Scientists have linked a specific protein to the development of post-viral infection asthma, which is the first step in generating a novel type of asthma therapy designed to prevent its development in young children.
Asthma is a chronic disease of the airways that affects more than 300 million people worldwide. It is the number one illness leading to school absences in children, and accounts for more than 1.8 million emergency room visits annually. There is no cure; all current therapies focus on providing symptomatic relief and reducing the number and severity of attacks.
Lead researcher Mitchell H. Grayson said that understanding the molecular mechanisms by which asthma develops and establishes itself as a chronic disease is key to elucidating alternative and potentially curative therapies.
The researchers previously found evidence linking a human chemokine (protein) called CCL28 to the development of chronic asthma. However, this study is the first that examines structural analysis and its impact on disease development.

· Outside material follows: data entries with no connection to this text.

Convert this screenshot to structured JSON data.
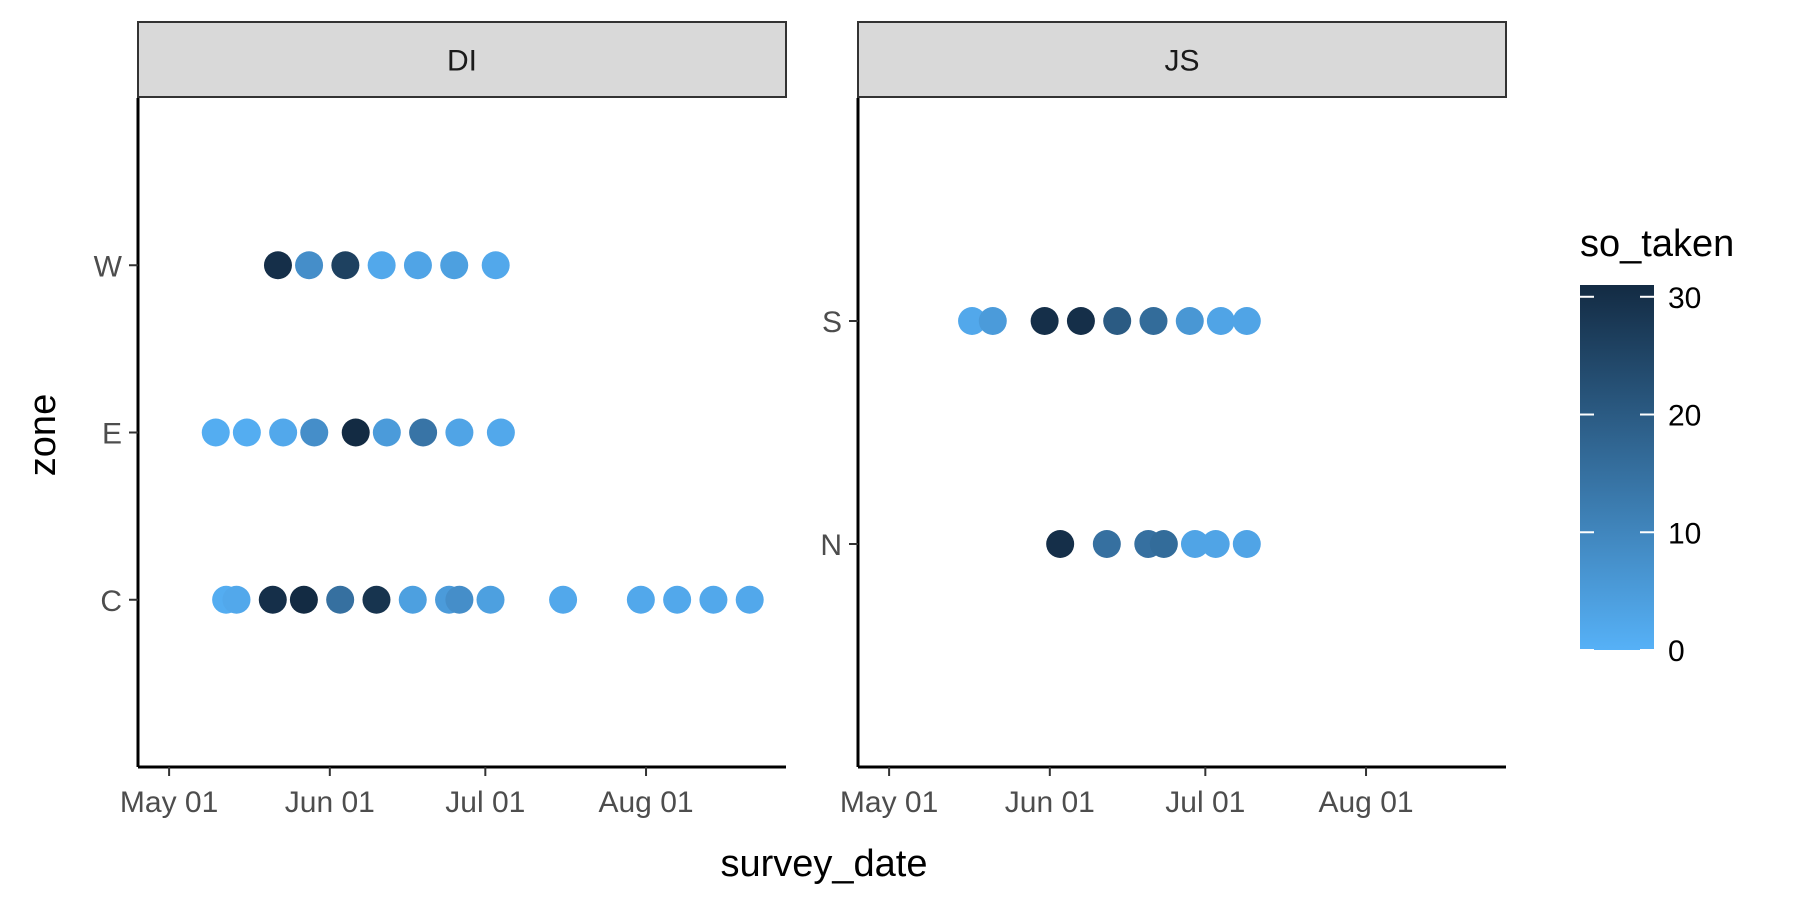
{
  "chart_data": {
    "type": "scatter",
    "xlabel": "survey_date",
    "ylabel": "zone",
    "x_ticks": [
      "May 01",
      "Jun 01",
      "Jul 01",
      "Aug 01"
    ],
    "x_tick_dates": [
      "2021-05-01",
      "2021-06-01",
      "2021-07-01",
      "2021-08-01"
    ],
    "xlim": [
      "2021-04-25",
      "2021-08-28"
    ],
    "grid": false,
    "legend": {
      "title": "so_taken",
      "type": "colorbar",
      "placement": "right",
      "ticks": [
        0,
        10,
        20,
        30
      ],
      "range": [
        0,
        31
      ],
      "low_color": "#56B1F7",
      "high_color": "#132B43"
    },
    "panels": [
      {
        "strip": "DI",
        "categories": [
          "C",
          "E",
          "W"
        ],
        "points": [
          {
            "zone": "W",
            "x": "2021-05-22",
            "so_taken": 30
          },
          {
            "zone": "W",
            "x": "2021-05-28",
            "so_taken": 8
          },
          {
            "zone": "W",
            "x": "2021-06-04",
            "so_taken": 26
          },
          {
            "zone": "W",
            "x": "2021-06-11",
            "so_taken": 2
          },
          {
            "zone": "W",
            "x": "2021-06-18",
            "so_taken": 3
          },
          {
            "zone": "W",
            "x": "2021-06-25",
            "so_taken": 4
          },
          {
            "zone": "W",
            "x": "2021-07-03",
            "so_taken": 2
          },
          {
            "zone": "E",
            "x": "2021-05-10",
            "so_taken": 1
          },
          {
            "zone": "E",
            "x": "2021-05-16",
            "so_taken": 1
          },
          {
            "zone": "E",
            "x": "2021-05-23",
            "so_taken": 2
          },
          {
            "zone": "E",
            "x": "2021-05-29",
            "so_taken": 8
          },
          {
            "zone": "E",
            "x": "2021-06-06",
            "so_taken": 31
          },
          {
            "zone": "E",
            "x": "2021-06-12",
            "so_taken": 5
          },
          {
            "zone": "E",
            "x": "2021-06-19",
            "so_taken": 14
          },
          {
            "zone": "E",
            "x": "2021-06-26",
            "so_taken": 3
          },
          {
            "zone": "E",
            "x": "2021-07-04",
            "so_taken": 2
          },
          {
            "zone": "C",
            "x": "2021-05-12",
            "so_taken": 1
          },
          {
            "zone": "C",
            "x": "2021-05-14",
            "so_taken": 2
          },
          {
            "zone": "C",
            "x": "2021-05-21",
            "so_taken": 30
          },
          {
            "zone": "C",
            "x": "2021-05-27",
            "so_taken": 31
          },
          {
            "zone": "C",
            "x": "2021-06-03",
            "so_taken": 15
          },
          {
            "zone": "C",
            "x": "2021-06-10",
            "so_taken": 29
          },
          {
            "zone": "C",
            "x": "2021-06-17",
            "so_taken": 4
          },
          {
            "zone": "C",
            "x": "2021-06-24",
            "so_taken": 5
          },
          {
            "zone": "C",
            "x": "2021-06-26",
            "so_taken": 8
          },
          {
            "zone": "C",
            "x": "2021-07-02",
            "so_taken": 4
          },
          {
            "zone": "C",
            "x": "2021-07-16",
            "so_taken": 2
          },
          {
            "zone": "C",
            "x": "2021-07-31",
            "so_taken": 2
          },
          {
            "zone": "C",
            "x": "2021-08-07",
            "so_taken": 2
          },
          {
            "zone": "C",
            "x": "2021-08-14",
            "so_taken": 2
          },
          {
            "zone": "C",
            "x": "2021-08-21",
            "so_taken": 2
          }
        ]
      },
      {
        "strip": "JS",
        "categories": [
          "N",
          "S"
        ],
        "points": [
          {
            "zone": "S",
            "x": "2021-05-17",
            "so_taken": 2
          },
          {
            "zone": "S",
            "x": "2021-05-21",
            "so_taken": 5
          },
          {
            "zone": "S",
            "x": "2021-05-31",
            "so_taken": 30
          },
          {
            "zone": "S",
            "x": "2021-06-07",
            "so_taken": 30
          },
          {
            "zone": "S",
            "x": "2021-06-14",
            "so_taken": 20
          },
          {
            "zone": "S",
            "x": "2021-06-21",
            "so_taken": 16
          },
          {
            "zone": "S",
            "x": "2021-06-28",
            "so_taken": 6
          },
          {
            "zone": "S",
            "x": "2021-07-04",
            "so_taken": 3
          },
          {
            "zone": "S",
            "x": "2021-07-09",
            "so_taken": 3
          },
          {
            "zone": "N",
            "x": "2021-06-03",
            "so_taken": 30
          },
          {
            "zone": "N",
            "x": "2021-06-12",
            "so_taken": 15
          },
          {
            "zone": "N",
            "x": "2021-06-20",
            "so_taken": 15
          },
          {
            "zone": "N",
            "x": "2021-06-23",
            "so_taken": 16
          },
          {
            "zone": "N",
            "x": "2021-06-29",
            "so_taken": 3
          },
          {
            "zone": "N",
            "x": "2021-07-03",
            "so_taken": 3
          },
          {
            "zone": "N",
            "x": "2021-07-09",
            "so_taken": 3
          }
        ]
      }
    ]
  }
}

Lead researcher Brian F. Volkman said that they found that even in the absence of a viral infection, CCL28 can play a role in the induction of asthma pathology, when the protein is natively folded. If unfolded, it does not.
Volkman continued that they propose that by exploiting the unique structural features of CCL28, potent and specific CCL28 inhibitors may be developed. This work is the first step in generating a novel type of asthma therapy that may have the power to prevent development of post-viral asthma in young children.
The findings are published in the Journal of Biological Chemistry.